The idea of Time 'n' Space dates back to 2003. In this ancient world (in terms of the Internet) I was interested in all forms of new, unpublished game mechanisms. Sand timers in games were mainly used for giving you some time to be done with things, so I tried to flip this around and make the players wait to do things. In 2003, the first browser games were published that made you to wait a specific amount of time in real life to complete your actions. That idea was the key ingredient I needed to create a board game.
The first step was simple: You had two spaceships represented by two sand timers of your color that flew around the game board to pick up and deliver goods. The creation of the goods was very different than today: Each time you reached a production field on your way, you had to roll a colored die, which produced a good on a moon of that color anywhere on the board. That was fun, but boring after a while.
I was fascinated by the potential feeling that a game with worker placement would come to life, with you seeing them "work" in real-time. After that, I started to build prototypes in which sand timers were placed as workers to prepare the action, with that action being fulfilled when time was up.
The space theme was there from the beginning, and you placed robots to mine, build, develop, etc. I constructed a complex "build your planet" game with a circular board. After many steps of tuning, the game became Space Dealer, which was published by eggertspiele in 2006.
The game was very successful, but it polarized gamers at Spiel 2006. A lot of them liked the idea of playing a complex building game in thirty minutes and had a great time. Some were afraid of cheating and the difficulties of controlling the other players: Have all the rules been checked? What do you make of mistakes while the sand timers are running? The most discussed subject was the components themselves: What do you do with imprecise sand timers? Some of the sand timers weren't produced well, so we created an exchange program.

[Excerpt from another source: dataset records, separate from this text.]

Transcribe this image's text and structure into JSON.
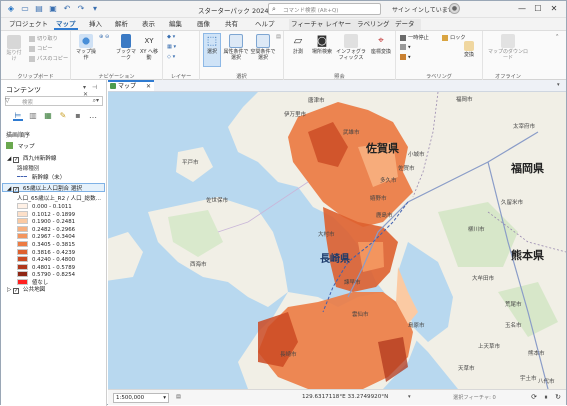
{
  "titlebar": {
    "title": "スターターパック 2024",
    "search_placeholder": "コマンド検索 (Alt+Q)",
    "signin": "サイン インしていません",
    "window_buttons": [
      "—",
      "☐",
      "✕"
    ]
  },
  "tabs": [
    "プロジェクト",
    "マップ",
    "挿入",
    "解析",
    "表示",
    "編集",
    "画像",
    "共有",
    "ヘルプ",
    "フィーチャ レイヤー",
    "ラベリング",
    "データ"
  ],
  "ribbon": {
    "clipboard": {
      "paste": "貼り付け",
      "cut": "切り取り",
      "copy": "コピー",
      "copy_path": "パスのコピー",
      "label": "クリップボード"
    },
    "navigation": {
      "explore": "マップ操作",
      "bookmarks": "ブックマーク",
      "xy": "XY へ移動",
      "label": "ナビゲーション"
    },
    "layer": {
      "label": "レイヤー"
    },
    "selection": {
      "select": "選択",
      "by_attr": "属性条件で選択",
      "by_loc": "空間条件で選択",
      "label": "選択"
    },
    "inquiry": {
      "measure": "計測",
      "locate": "場所検索",
      "infographics": "インフォグラフィックス",
      "coord": "座標変換",
      "label": "照会"
    },
    "labeling": {
      "pause": "一時停止",
      "lock": "ロック",
      "convert": "変換",
      "label": "ラベリング"
    },
    "offline": {
      "download": "マップのダウンロード",
      "label": "オフライン"
    }
  },
  "contents": {
    "title": "コンテンツ",
    "search_placeholder": "検索",
    "drawing_order": "描画順序",
    "map": "マップ",
    "layer1": "西九州新幹線",
    "layer1_sub": "路線種別",
    "layer1_legend": "新幹線（未）",
    "layer2": "65歳以上人口割合 選択",
    "layer2_field": "人口_65歳以上_R2 / 人口_総数...",
    "classes": [
      {
        "label": "0.000 - 0.1011",
        "color": "#fff1e6"
      },
      {
        "label": "0.1012 - 0.1899",
        "color": "#fde0c9"
      },
      {
        "label": "0.1900 - 0.2481",
        "color": "#fbcaa3"
      },
      {
        "label": "0.2482 - 0.2966",
        "color": "#f8b07f"
      },
      {
        "label": "0.2967 - 0.3404",
        "color": "#f3955e"
      },
      {
        "label": "0.3405 - 0.3815",
        "color": "#ec7b43"
      },
      {
        "label": "0.3816 - 0.4239",
        "color": "#de612f"
      },
      {
        "label": "0.4240 - 0.4800",
        "color": "#cb4a23"
      },
      {
        "label": "0.4801 - 0.5789",
        "color": "#b0371c"
      },
      {
        "label": "0.5790 - 0.8254",
        "color": "#8f2614"
      },
      {
        "label": "値なし",
        "color": "#ff2020"
      }
    ],
    "basemap": "公共地図"
  },
  "map_tab": {
    "label": "マップ"
  },
  "map_labels": {
    "places": [
      "福岡市",
      "太宰府市",
      "佐賀市",
      "唐津市",
      "伊万里市",
      "武雄市",
      "嬉野市",
      "鹿島市",
      "諫早市",
      "島原市",
      "雲仙市",
      "大村市",
      "佐世保市",
      "西海市",
      "長崎市",
      "久留米市",
      "柳川市",
      "大牟田市",
      "荒尾市",
      "玉名市",
      "熊本市",
      "平戸市",
      "小城市",
      "多久市",
      "宇土市",
      "天草市",
      "上天草市",
      "八代市"
    ],
    "prefs": [
      "佐賀県",
      "福岡県",
      "長崎県",
      "熊本県"
    ]
  },
  "status": {
    "scale": "1:500,000",
    "coords": "129.6317118°E 33.2749920°N",
    "selected_features": "選択フィーチャ: 0"
  },
  "colors": {
    "accent": "#2f7bd1",
    "choropleth_mid": "#ec7b43",
    "water": "#b8d8ef",
    "land": "#f1efe6"
  }
}
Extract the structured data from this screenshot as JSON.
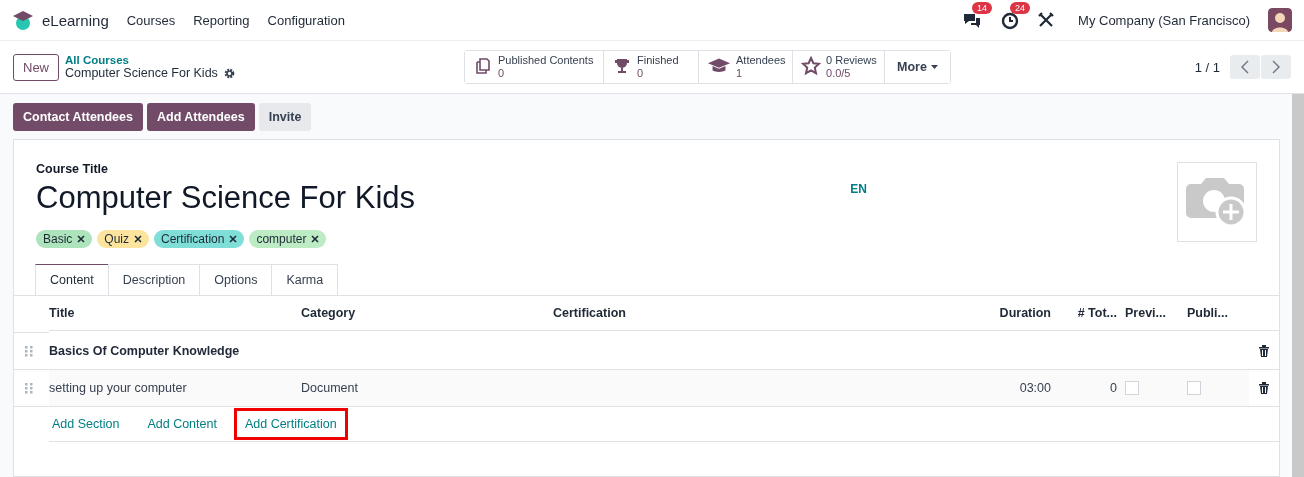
{
  "navbar": {
    "app_name": "eLearning",
    "menu": [
      "Courses",
      "Reporting",
      "Configuration"
    ],
    "messages_count": "14",
    "activities_count": "24",
    "company": "My Company (San Francisco)"
  },
  "control_panel": {
    "new_button": "New",
    "breadcrumb": "All Courses",
    "record_name": "Computer Science For Kids",
    "stats": [
      {
        "kind": "contents",
        "label": "Published Contents",
        "value": "0"
      },
      {
        "kind": "finished",
        "label": "Finished",
        "value": "0"
      },
      {
        "kind": "attendees",
        "label": "Attendees",
        "value": "1"
      },
      {
        "kind": "reviews",
        "label": "0 Reviews",
        "value": "0.0/5"
      }
    ],
    "more_button": "More",
    "pager": "1 / 1"
  },
  "actions": [
    {
      "label": "Contact Attendees",
      "primary": true
    },
    {
      "label": "Add Attendees",
      "primary": true
    },
    {
      "label": "Invite",
      "primary": false
    }
  ],
  "form": {
    "field_label": "Course Title",
    "title": "Computer Science For Kids",
    "language": "EN",
    "tags": [
      {
        "label": "Basic",
        "color": "#ade4bc"
      },
      {
        "label": "Quiz",
        "color": "#fce49e"
      },
      {
        "label": "Certification",
        "color": "#7fdfd8"
      },
      {
        "label": "computer",
        "color": "#bcebc4"
      }
    ],
    "tabs": [
      {
        "label": "Content",
        "selected": true
      },
      {
        "label": "Description",
        "selected": false
      },
      {
        "label": "Options",
        "selected": false
      },
      {
        "label": "Karma",
        "selected": false
      }
    ],
    "table": {
      "columns": [
        "Title",
        "Category",
        "Certification",
        "Duration",
        "# Tot...",
        "Previ...",
        "Publi..."
      ],
      "rows": [
        {
          "kind": "section",
          "title": "Basics Of Computer Knowledge"
        },
        {
          "kind": "content",
          "title": "setting up your computer",
          "category": "Document",
          "duration": "03:00",
          "total": "0",
          "preview": false,
          "published": false
        }
      ],
      "add_links": [
        {
          "label": "Add Section",
          "highlighted": false
        },
        {
          "label": "Add Content",
          "highlighted": false
        },
        {
          "label": "Add Certification",
          "highlighted": true
        }
      ]
    }
  }
}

If the difference between sand timers was only a few seconds – yes, we had many people measuring their sand timers and writing the times on them – we gave them a rule to compensate for the difference: pairing the fastest timer with the slowest, the next fastest with the next slowest, and so on. All the feedback showed us that the game was very much liked, but some aspects were not perfect.

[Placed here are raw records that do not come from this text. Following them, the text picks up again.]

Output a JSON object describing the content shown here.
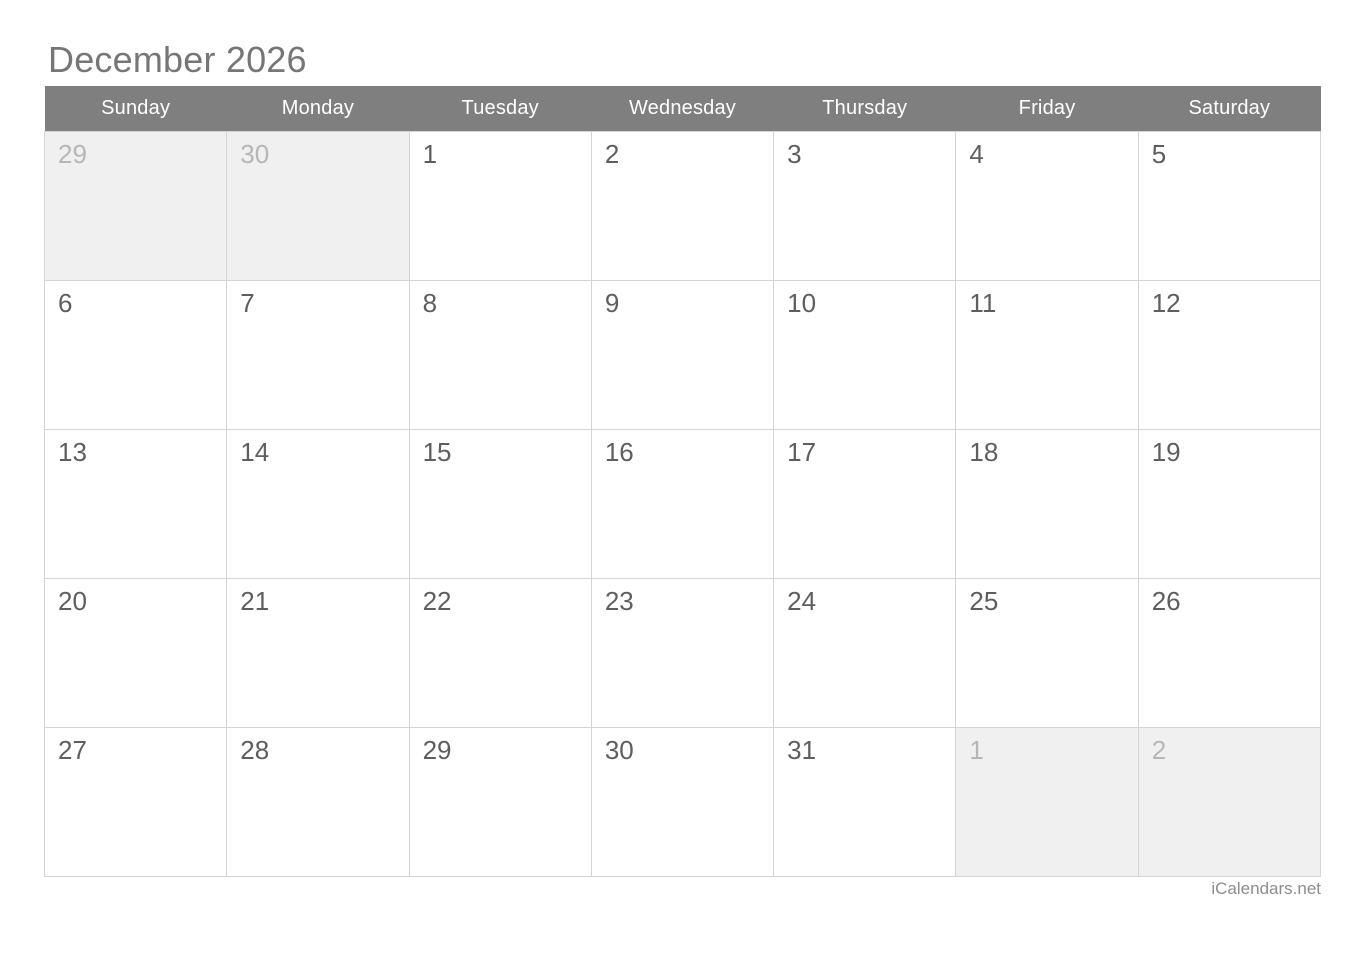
{
  "calendar": {
    "title": "December 2026",
    "month": "December",
    "year": "2026",
    "weekday_headers": [
      "Sunday",
      "Monday",
      "Tuesday",
      "Wednesday",
      "Thursday",
      "Friday",
      "Saturday"
    ],
    "weeks": [
      [
        {
          "day": "29",
          "in_month": false
        },
        {
          "day": "30",
          "in_month": false
        },
        {
          "day": "1",
          "in_month": true
        },
        {
          "day": "2",
          "in_month": true
        },
        {
          "day": "3",
          "in_month": true
        },
        {
          "day": "4",
          "in_month": true
        },
        {
          "day": "5",
          "in_month": true
        }
      ],
      [
        {
          "day": "6",
          "in_month": true
        },
        {
          "day": "7",
          "in_month": true
        },
        {
          "day": "8",
          "in_month": true
        },
        {
          "day": "9",
          "in_month": true
        },
        {
          "day": "10",
          "in_month": true
        },
        {
          "day": "11",
          "in_month": true
        },
        {
          "day": "12",
          "in_month": true
        }
      ],
      [
        {
          "day": "13",
          "in_month": true
        },
        {
          "day": "14",
          "in_month": true
        },
        {
          "day": "15",
          "in_month": true
        },
        {
          "day": "16",
          "in_month": true
        },
        {
          "day": "17",
          "in_month": true
        },
        {
          "day": "18",
          "in_month": true
        },
        {
          "day": "19",
          "in_month": true
        }
      ],
      [
        {
          "day": "20",
          "in_month": true
        },
        {
          "day": "21",
          "in_month": true
        },
        {
          "day": "22",
          "in_month": true
        },
        {
          "day": "23",
          "in_month": true
        },
        {
          "day": "24",
          "in_month": true
        },
        {
          "day": "25",
          "in_month": true
        },
        {
          "day": "26",
          "in_month": true
        }
      ],
      [
        {
          "day": "27",
          "in_month": true
        },
        {
          "day": "28",
          "in_month": true
        },
        {
          "day": "29",
          "in_month": true
        },
        {
          "day": "30",
          "in_month": true
        },
        {
          "day": "31",
          "in_month": true
        },
        {
          "day": "1",
          "in_month": false
        },
        {
          "day": "2",
          "in_month": false
        }
      ]
    ],
    "footer_credit": "iCalendars.net",
    "colors": {
      "header_background": "#7f7f7f",
      "header_text": "#ffffff",
      "title_text": "#767676",
      "day_text": "#5e5e5e",
      "other_month_day_text": "#b6b6b6",
      "other_month_background": "#f0f0f0",
      "cell_border": "#d4d4d4",
      "footer_text": "#8d8d8d",
      "page_background": "#ffffff"
    }
  }
}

In 2007 we provided the Space Dealer: All-Zeit expansion with new buildings and some replacement cards. Because of the modularized system, you could play Space Dealer (ideally only with those experienced with the game) with up to eight players by using two core games. Add in two expansions, and the room was busy as hell for half an hour. Thus it was understandable that you'd lose some gamers who would vow not to play again because you needed a chaotic version of yourself to dive into it fully.

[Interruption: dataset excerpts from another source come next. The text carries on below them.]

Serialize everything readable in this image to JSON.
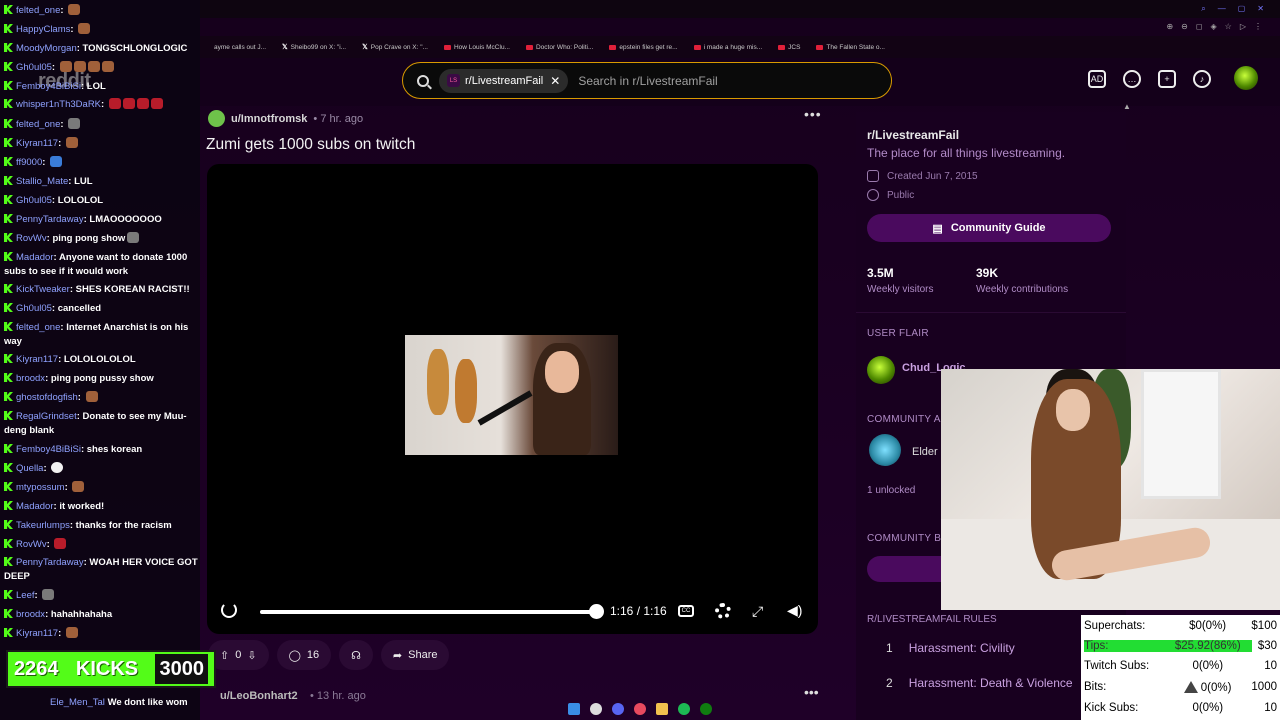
{
  "bookmarks": [
    {
      "icon": "x-icon",
      "label": "Sheibo99 on X: \"i..."
    },
    {
      "icon": "x-icon",
      "label": "Pop Crave on X: \"..."
    },
    {
      "icon": "youtube-icon",
      "label": "How Louis McClu..."
    },
    {
      "icon": "youtube-icon",
      "label": "Doctor Who: Politi..."
    },
    {
      "icon": "youtube-icon",
      "label": "epstein files get re..."
    },
    {
      "icon": "youtube-icon",
      "label": "i made a huge mis..."
    },
    {
      "icon": "youtube-icon",
      "label": "JCS"
    },
    {
      "icon": "youtube-icon",
      "label": "The Fallen State o..."
    }
  ],
  "bookmark_partial": "ayme calls out J...",
  "search": {
    "subreddit_chip": "r/LivestreamFail",
    "placeholder": "Search in r/LivestreamFail"
  },
  "post": {
    "user": "u/Imnotfromsk",
    "time": "7 hr. ago",
    "title": "Zumi gets 1000 subs on twitch",
    "video_time": "1:16 / 1:16",
    "video_progress": 1.0,
    "votes": "0",
    "comments": "16",
    "share": "Share"
  },
  "next_post": {
    "user": "u/LeoBonhart2",
    "time": "13 hr. ago"
  },
  "sidebar": {
    "name": "r/LivestreamFail",
    "description": "The place for all things livestreaming.",
    "created": "Created Jun 7, 2015",
    "visibility": "Public",
    "guide_button": "Community Guide",
    "stats": [
      {
        "value": "3.5M",
        "label": "Weekly visitors"
      },
      {
        "value": "39K",
        "label": "Weekly contributions"
      }
    ],
    "flair_heading": "USER FLAIR",
    "flair_name": "Chud_Logic",
    "achievements_heading": "COMMUNITY A",
    "achievement_name": "Elder",
    "unlocked": "1 unlocked",
    "bookmarks_heading": "COMMUNITY B",
    "rules_heading": "R/LIVESTREAMFAIL RULES",
    "rules": [
      {
        "n": "1",
        "text": "Harassment: Civility"
      },
      {
        "n": "2",
        "text": "Harassment: Death & Violence"
      }
    ]
  },
  "chat": {
    "watermark": "reddit",
    "messages": [
      {
        "user": "felted_one",
        "text": "",
        "emotes": [
          "brown"
        ]
      },
      {
        "user": "HappyClams",
        "text": "",
        "emotes": [
          "brown"
        ]
      },
      {
        "user": "MoodyMorgan",
        "text": "TONGSCHLONGLOGIC",
        "emotes": []
      },
      {
        "user": "Gh0ul05",
        "text": "",
        "emotes": [
          "brown",
          "brown",
          "brown",
          "brown"
        ]
      },
      {
        "user": "Femboy4BiBiSi",
        "text": "LOL",
        "emotes": []
      },
      {
        "user": "whisper1nTh3DaRK",
        "text": "",
        "emotes": [
          "red",
          "red",
          "red",
          "red"
        ]
      },
      {
        "user": "felted_one",
        "text": "",
        "emotes": [
          "gray"
        ]
      },
      {
        "user": "Kiyran117",
        "text": "",
        "emotes": [
          "brown"
        ]
      },
      {
        "user": "ff9000",
        "text": "",
        "emotes": [
          "blue"
        ]
      },
      {
        "user": "Stallio_Mate",
        "text": "LUL",
        "emotes": []
      },
      {
        "user": "Gh0ul05",
        "text": "LOLOLOL",
        "emotes": []
      },
      {
        "user": "PennyTardaway",
        "text": "LMAOOOOOOO",
        "emotes": []
      },
      {
        "user": "RovWv",
        "text": "ping pong show",
        "emotes": [
          "gray"
        ]
      },
      {
        "user": "Madador",
        "text": "Anyone want to donate 1000 subs to see if it would work",
        "emotes": []
      },
      {
        "user": "KickTweaker",
        "text": "SHES KOREAN RACIST!!",
        "emotes": []
      },
      {
        "user": "Gh0ul05",
        "text": "cancelled",
        "emotes": []
      },
      {
        "user": "felted_one",
        "text": "Internet Anarchist is on his way",
        "emotes": []
      },
      {
        "user": "Kiyran117",
        "text": "LOLOLOLOLOL",
        "emotes": []
      },
      {
        "user": "broodx",
        "text": "ping pong pussy show",
        "emotes": []
      },
      {
        "user": "ghostofdogfish",
        "text": "",
        "emotes": [
          "brown"
        ]
      },
      {
        "user": "RegalGrindset",
        "text": "Donate to see my Muu-deng blank",
        "emotes": []
      },
      {
        "user": "Femboy4BiBiSi",
        "text": "shes korean",
        "emotes": []
      },
      {
        "user": "Quella",
        "text": "",
        "emotes": [
          "white"
        ]
      },
      {
        "user": "mtypossum",
        "text": "",
        "emotes": [
          "brown"
        ]
      },
      {
        "user": "Madador",
        "text": "it worked!",
        "emotes": []
      },
      {
        "user": "Takeurlumps",
        "text": "thanks for the racism",
        "emotes": []
      },
      {
        "user": "RovWv",
        "text": "",
        "emotes": [
          "red"
        ]
      },
      {
        "user": "PennyTardaway",
        "text": "WOAH HER VOICE GOT DEEP",
        "emotes": []
      },
      {
        "user": "Leef",
        "text": "",
        "emotes": [
          "gray"
        ]
      },
      {
        "user": "broodx",
        "text": "hahahhahaha",
        "emotes": []
      },
      {
        "user": "Kiyran117",
        "text": "",
        "emotes": [
          "brown"
        ]
      }
    ],
    "last_message": {
      "user": "Ele_Men_Tal",
      "text": "We dont like wom"
    }
  },
  "kicks_goal": {
    "current": "2264",
    "label": "KICKS",
    "goal": "3000"
  },
  "donations": [
    {
      "name": "Superchats:",
      "value": "$0(0%)",
      "goal": "$100",
      "highlight": false
    },
    {
      "name": "Tips:",
      "value": "$25.92(86%)",
      "goal": "$30",
      "highlight": true
    },
    {
      "name": "Twitch Subs:",
      "value": "0(0%)",
      "goal": "10",
      "highlight": false
    },
    {
      "name": "Bits:",
      "value": "0(0%)",
      "goal": "1000",
      "highlight": false
    },
    {
      "name": "Kick Subs:",
      "value": "0(0%)",
      "goal": "10",
      "highlight": false
    }
  ],
  "colors": {
    "kick_green": "#53fc18",
    "search_border": "#d89a00",
    "accent_purple": "#4a0a5e",
    "tips_green": "#22dd33"
  }
}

In 2011 we thought about doing a reprint because the fascination with the game was still there, and after it sold out, we received a lot of mail asking us to republish it. Before doing a reprint, though, I headed back to the original idea in order to address some points: The game took longer to prepare than to play; interaction between players was not very high; and because of the building rules, it was a little crowded on the table.
I wanted to bring the game back to the original point. After painfully cutting away all elements that weren't necessary, I suddenly found a way to increase the interaction: A player should talk about what somebody can deliver to him – that is, he must have the possibility of deciding what to order from the other players. In Space Dealer the demands were placed automatically because they were printed on your buildings, an idea of which I was very proud as they came up dynamically during gameplay – but the rule needed to go.
After experimenting for a couple of days, I came up with an evil dilemma: You place your orders directly on the same fields where you place your sand timers, so the more that you lure other players to your demands, the fewer actions you have available from which to choose. For this to work, though, I needed a strong way to interest a player in luring other players. The solution was simple: If you want victory points for fulfilling, for example, green deliveries, you had to make all of your own green orders available to the other players by the end of the game. The timing problems resulting from these rules make for a very nice tension during the game.
The finished game of Time 'n' Space has exactly as many rules as it needs. At eggertspiele we needed another two years for polishing everything and balancing the game. I am thankful for the work Peter Eggert and Viktor Schulz have done. Together with the beautiful art of Marc Margielsky, the space theme that was there from the beginning has still survived.
I was also very happy when I heard that Stronghold Games would be doing the North American publication. Working on a game for this long and getting this international interest from a big player like Stronghold Games makes me very proud. Thank you for trusting my idea.